La réforme du Code des changes continue de faire l’objet de larges consultations à l’Assemblée des représentants du peuple (ARP). Le projet, qui vise à moderniser un cadre réglementaire en vigueur depuis 1976, est au cœur de discussions portant sur la résidence, la libéralisation des opérations de change, l’investissement étranger et l’intégration de l’économie numérique.
Jeudi 14 mai 2026, la Commission des finances et du budget a poursuivi ses auditions en recevant les représentants du Conseil des Chambres mixtes. Ces derniers ont appelé à un cadre plus souple et mieux adapté aux évolutions de l’investissement international et des nouvelles formes d’activité économique.
Une réforme présentée comme un tournant économique
Le président de la commission, Maher Ketari, a rappelé le caractère structurant du futur texte, soulignant son impact direct sur le climat des affaires et l’attractivité de la Tunisie.
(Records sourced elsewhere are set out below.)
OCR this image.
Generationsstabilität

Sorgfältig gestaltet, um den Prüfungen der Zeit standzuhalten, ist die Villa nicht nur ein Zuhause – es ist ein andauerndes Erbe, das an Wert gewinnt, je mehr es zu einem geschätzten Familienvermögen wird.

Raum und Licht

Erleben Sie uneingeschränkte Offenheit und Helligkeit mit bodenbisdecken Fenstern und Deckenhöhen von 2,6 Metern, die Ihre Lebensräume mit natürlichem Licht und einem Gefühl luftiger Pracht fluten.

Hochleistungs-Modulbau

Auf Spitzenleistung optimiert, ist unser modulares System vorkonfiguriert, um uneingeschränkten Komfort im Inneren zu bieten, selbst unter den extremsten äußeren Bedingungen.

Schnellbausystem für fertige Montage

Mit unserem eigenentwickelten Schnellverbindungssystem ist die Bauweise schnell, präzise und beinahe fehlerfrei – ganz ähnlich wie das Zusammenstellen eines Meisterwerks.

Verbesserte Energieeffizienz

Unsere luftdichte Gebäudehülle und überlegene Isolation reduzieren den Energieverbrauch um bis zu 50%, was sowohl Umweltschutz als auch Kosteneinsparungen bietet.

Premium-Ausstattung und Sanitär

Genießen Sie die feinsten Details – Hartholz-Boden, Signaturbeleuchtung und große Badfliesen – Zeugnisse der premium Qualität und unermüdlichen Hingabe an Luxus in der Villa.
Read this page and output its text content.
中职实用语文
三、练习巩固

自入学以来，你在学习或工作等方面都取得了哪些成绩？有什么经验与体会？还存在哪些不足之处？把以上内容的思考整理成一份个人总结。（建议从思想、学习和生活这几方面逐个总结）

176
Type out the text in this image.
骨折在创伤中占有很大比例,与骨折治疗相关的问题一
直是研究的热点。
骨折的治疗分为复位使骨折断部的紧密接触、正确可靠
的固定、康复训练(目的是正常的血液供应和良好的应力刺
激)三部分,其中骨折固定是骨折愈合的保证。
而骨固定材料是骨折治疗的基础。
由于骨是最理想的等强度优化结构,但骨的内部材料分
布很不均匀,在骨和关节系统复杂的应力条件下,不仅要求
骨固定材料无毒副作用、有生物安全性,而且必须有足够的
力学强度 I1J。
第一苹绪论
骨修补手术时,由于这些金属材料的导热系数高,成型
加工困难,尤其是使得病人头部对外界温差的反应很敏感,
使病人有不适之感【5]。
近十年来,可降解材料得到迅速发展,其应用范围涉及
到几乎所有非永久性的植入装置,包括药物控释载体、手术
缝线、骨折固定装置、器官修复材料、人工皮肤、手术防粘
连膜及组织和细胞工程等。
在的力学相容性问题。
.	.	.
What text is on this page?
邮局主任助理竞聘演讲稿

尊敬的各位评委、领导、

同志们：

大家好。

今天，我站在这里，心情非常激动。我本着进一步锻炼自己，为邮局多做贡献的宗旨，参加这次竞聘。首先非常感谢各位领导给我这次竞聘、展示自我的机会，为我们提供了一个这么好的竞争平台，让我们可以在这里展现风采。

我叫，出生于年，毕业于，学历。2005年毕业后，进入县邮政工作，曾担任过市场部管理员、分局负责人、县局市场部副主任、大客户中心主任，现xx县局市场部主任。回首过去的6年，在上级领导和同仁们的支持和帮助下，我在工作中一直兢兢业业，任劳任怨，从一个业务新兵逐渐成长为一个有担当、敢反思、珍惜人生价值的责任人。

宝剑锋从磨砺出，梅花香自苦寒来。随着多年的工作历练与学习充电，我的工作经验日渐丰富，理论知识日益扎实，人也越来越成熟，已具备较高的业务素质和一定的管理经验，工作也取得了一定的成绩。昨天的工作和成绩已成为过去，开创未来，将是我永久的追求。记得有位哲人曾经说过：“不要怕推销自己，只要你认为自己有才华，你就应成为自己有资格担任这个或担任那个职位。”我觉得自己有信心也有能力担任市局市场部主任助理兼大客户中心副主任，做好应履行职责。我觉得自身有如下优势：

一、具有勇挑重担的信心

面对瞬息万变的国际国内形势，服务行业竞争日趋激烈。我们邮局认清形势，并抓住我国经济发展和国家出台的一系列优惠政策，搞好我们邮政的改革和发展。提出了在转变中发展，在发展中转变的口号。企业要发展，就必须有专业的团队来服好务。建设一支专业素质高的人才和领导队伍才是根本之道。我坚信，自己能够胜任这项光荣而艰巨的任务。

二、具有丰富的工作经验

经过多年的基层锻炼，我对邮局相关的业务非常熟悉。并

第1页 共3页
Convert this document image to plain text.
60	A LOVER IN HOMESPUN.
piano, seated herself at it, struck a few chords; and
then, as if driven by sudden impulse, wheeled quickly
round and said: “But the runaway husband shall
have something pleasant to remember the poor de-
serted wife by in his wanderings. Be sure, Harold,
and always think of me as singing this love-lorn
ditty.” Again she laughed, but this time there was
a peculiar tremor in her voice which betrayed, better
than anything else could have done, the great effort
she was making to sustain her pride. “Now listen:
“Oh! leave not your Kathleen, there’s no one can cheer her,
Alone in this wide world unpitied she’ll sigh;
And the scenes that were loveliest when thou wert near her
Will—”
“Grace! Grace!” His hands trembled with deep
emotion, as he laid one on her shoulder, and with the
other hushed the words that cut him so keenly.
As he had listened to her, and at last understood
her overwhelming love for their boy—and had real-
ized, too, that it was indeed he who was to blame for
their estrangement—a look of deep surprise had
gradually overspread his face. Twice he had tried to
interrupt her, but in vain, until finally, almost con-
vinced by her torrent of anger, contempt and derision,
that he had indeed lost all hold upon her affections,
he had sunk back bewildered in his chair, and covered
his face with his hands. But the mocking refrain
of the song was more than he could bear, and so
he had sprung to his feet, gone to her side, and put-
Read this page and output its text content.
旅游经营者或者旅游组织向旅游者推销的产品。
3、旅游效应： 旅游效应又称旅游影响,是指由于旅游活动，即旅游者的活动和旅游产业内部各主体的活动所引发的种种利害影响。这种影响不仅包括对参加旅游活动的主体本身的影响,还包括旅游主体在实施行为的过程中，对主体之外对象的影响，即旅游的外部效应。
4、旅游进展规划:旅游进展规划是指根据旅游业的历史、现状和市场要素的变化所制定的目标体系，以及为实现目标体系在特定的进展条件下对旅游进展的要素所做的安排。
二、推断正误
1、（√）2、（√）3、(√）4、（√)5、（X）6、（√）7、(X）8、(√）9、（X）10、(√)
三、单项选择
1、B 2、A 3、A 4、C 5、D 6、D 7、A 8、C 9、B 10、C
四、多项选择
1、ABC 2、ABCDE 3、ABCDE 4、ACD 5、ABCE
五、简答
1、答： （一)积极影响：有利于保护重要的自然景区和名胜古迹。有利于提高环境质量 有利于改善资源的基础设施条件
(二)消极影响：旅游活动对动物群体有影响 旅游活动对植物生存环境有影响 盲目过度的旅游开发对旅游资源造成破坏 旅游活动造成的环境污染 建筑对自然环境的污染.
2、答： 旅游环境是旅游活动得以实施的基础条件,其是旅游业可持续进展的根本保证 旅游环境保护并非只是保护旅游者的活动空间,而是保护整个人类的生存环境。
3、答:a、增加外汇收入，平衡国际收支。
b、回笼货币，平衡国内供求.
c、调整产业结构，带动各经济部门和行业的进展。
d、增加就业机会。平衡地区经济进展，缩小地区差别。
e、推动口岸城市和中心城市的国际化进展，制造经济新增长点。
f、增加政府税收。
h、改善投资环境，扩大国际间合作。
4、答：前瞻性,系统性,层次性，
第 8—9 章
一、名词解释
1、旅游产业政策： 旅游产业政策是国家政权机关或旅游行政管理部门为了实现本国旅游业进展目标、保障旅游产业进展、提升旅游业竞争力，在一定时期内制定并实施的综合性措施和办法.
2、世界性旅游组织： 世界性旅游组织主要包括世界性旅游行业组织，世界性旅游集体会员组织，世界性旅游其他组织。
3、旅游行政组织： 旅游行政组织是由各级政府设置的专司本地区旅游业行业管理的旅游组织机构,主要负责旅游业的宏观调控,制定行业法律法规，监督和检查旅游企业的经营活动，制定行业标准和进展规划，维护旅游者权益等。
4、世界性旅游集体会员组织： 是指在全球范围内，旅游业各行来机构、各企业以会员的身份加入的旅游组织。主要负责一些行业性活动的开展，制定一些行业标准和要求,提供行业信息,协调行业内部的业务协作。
Il a insisté sur la nécessité d’une approche concertée entre les différentes parties prenantes afin de garantir un équilibre entre ouverture économique, stabilité financière et souveraineté monétaire.
Selon lui, cette réforme s’inscrit dans un chantier plus large de modernisation de l’architecture économique et financière du pays, avec plusieurs consultations déjà engagées depuis le début de l’année 2026.
Les Chambres mixtes plaident pour plus de flexibilité
Lors de l’audition, les représentants du Conseil des Chambres mixtes ont insisté sur la nécessité de revoir certaines notions clés du projet, notamment celle de résidence de change. Ils estiment que la distinction actuelle entre résident et non-résident ne correspond plus aux réalités des flux d’investissement internationaux et des modèles économiques émergents.
Ils proposent une approche plus flexible, prenant en compte le centre des intérêts économiques des personnes et des entreprises, afin de mieux s’adapter aux nouvelles formes de travail, notamment le télétravail et les activités transfrontalières.
Les intervenants ont également alerté sur les contraintes que certaines dispositions pourraient faire peser sur les opérations de restructuration, de fusion ou de partenariat impliquant des entreprises non résidentes.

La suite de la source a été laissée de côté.